A few years ago, for example, a major American bank was testing mobile payment systems, an unproven technology at the time and a departure from the traditional payments infrastructure in which the bank was invested. The test was conditioned on the assent of the bank's risk-management functions -- brand and reputation management, legal and compliance, information security and so on. The team behind the test set up an internal "risk-review board" comprising the heads of all of these functions, regularly briefing them on the project's progress. That allowed them to raise concerns in real time. And it created opportunities for the innovation team to educate the board on mobile payments. The team made a friend of the bureaucracy with its reassurance that what might have felt like a risky venture was in fact a structured process.

A properly structured approach is one that less controls collaborators than influences them to see the daily innovator's goal as their goal too. The heart of the challenge is getting collaborators to do what the daily innovator needs them to do even when they work for someone else.

Go to the hive. Picture a network and it probably looks more like a hive than a hierarchy. It is expansive and protean, all the members giving and getting. The theory of exchange is elegant: You get something, I get something. But first we need to know what that "something" is.

There is a self-regulating power in a network that innovators learn to trust. Whether they work in or out of your organization, think about a network of collaborators as a value constellation, each node willing to contribute value in exchange for its own idea of reward. That sounds great, but it puts pressure on the Daily Innovator to be comfortable giving away value. This can be hard for managers trained to respect command-and-control hierarchies.

Even self-regulating networks need an idea of structure to support the sense of shared interest. Aspects of the structure can include quick but regularly scheduled catch-ups to renew focus and resolve questions. Between meetings maintain a "town square" for the project -- a discussion board, say, or an Evernote notebook, someplace where nuggets of genius can be housed without getting lost.

Develop a continuing advisory board. A board, especially if it includes external perspectives, can keep the network intellectually honest and, just as important, builds credibility across the organization even when a new idea challenges the conventions of the core business.

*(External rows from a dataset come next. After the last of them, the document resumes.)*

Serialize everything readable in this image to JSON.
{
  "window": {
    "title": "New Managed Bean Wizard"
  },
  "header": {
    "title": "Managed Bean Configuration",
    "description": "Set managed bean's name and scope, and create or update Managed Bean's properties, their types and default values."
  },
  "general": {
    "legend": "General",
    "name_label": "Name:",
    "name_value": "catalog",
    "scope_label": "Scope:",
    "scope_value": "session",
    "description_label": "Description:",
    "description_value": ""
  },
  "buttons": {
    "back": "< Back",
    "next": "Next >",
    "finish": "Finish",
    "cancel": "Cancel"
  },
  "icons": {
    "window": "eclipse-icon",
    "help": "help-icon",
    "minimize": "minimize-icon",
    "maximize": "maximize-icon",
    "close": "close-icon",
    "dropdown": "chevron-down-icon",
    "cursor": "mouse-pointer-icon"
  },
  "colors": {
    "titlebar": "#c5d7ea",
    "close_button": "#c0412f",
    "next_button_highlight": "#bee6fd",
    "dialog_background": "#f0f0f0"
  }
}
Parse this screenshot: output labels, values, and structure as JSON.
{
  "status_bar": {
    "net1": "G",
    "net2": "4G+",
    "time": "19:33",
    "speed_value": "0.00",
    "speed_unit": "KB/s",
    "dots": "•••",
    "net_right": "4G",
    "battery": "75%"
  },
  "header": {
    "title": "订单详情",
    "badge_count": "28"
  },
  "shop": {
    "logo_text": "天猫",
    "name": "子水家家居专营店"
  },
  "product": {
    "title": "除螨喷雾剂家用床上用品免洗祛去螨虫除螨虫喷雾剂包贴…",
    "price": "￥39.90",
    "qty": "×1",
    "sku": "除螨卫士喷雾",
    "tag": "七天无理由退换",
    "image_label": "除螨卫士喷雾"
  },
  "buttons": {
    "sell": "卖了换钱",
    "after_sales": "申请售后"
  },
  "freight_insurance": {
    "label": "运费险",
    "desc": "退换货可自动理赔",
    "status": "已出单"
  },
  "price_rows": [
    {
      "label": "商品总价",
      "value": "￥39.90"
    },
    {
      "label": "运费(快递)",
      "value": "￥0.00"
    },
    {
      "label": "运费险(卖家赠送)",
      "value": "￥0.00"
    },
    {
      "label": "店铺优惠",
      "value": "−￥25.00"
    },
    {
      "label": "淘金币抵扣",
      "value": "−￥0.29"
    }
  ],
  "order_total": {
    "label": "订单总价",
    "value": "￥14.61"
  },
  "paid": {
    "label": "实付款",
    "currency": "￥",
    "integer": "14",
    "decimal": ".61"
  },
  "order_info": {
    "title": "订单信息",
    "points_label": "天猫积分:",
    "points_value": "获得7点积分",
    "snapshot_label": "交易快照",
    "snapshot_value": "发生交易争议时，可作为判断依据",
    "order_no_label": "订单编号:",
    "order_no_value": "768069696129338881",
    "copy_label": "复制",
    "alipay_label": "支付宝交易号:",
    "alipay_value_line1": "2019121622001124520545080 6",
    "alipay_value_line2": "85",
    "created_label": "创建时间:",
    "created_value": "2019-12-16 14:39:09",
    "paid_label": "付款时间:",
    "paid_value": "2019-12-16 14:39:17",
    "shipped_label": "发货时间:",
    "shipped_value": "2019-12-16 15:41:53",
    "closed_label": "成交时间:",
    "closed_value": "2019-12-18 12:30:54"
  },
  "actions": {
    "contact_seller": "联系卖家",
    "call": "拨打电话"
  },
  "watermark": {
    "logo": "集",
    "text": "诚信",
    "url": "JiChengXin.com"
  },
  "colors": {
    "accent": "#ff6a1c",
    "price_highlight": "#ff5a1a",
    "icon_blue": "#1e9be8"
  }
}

The vision thing. Max DePree, former chairman of Herman Miller and the author of Leading Without Power, once remarked that the first question for a leader is not "What are we going to do?" but "Who do we intend to be?" It's a good distinction for daily innovators to keep in mind when thinking about how to structure their participation in a network so that it will yield the innovation their organizations need.

Talent is attracted to a network for two reasons: incentives valued by individual contributors and a clearly stated vision of marketplace need. Anyone talking about innovation will stress the value of a clearly expressed vision. What may not be stressed enough is that the value in expressing a vision resides less in having a map to which to cling than it is in providing a starting place for thinking about an idea and then allowing that idea to blossom in ways that change not just the vision but the business opportunity. A vision offers structure, not rigidity.

Without that first expression of the vision collaborators are more likely to muddle about with no firm handle on where they're headed. That's not rigor or even rigor mortis. That's just bad management.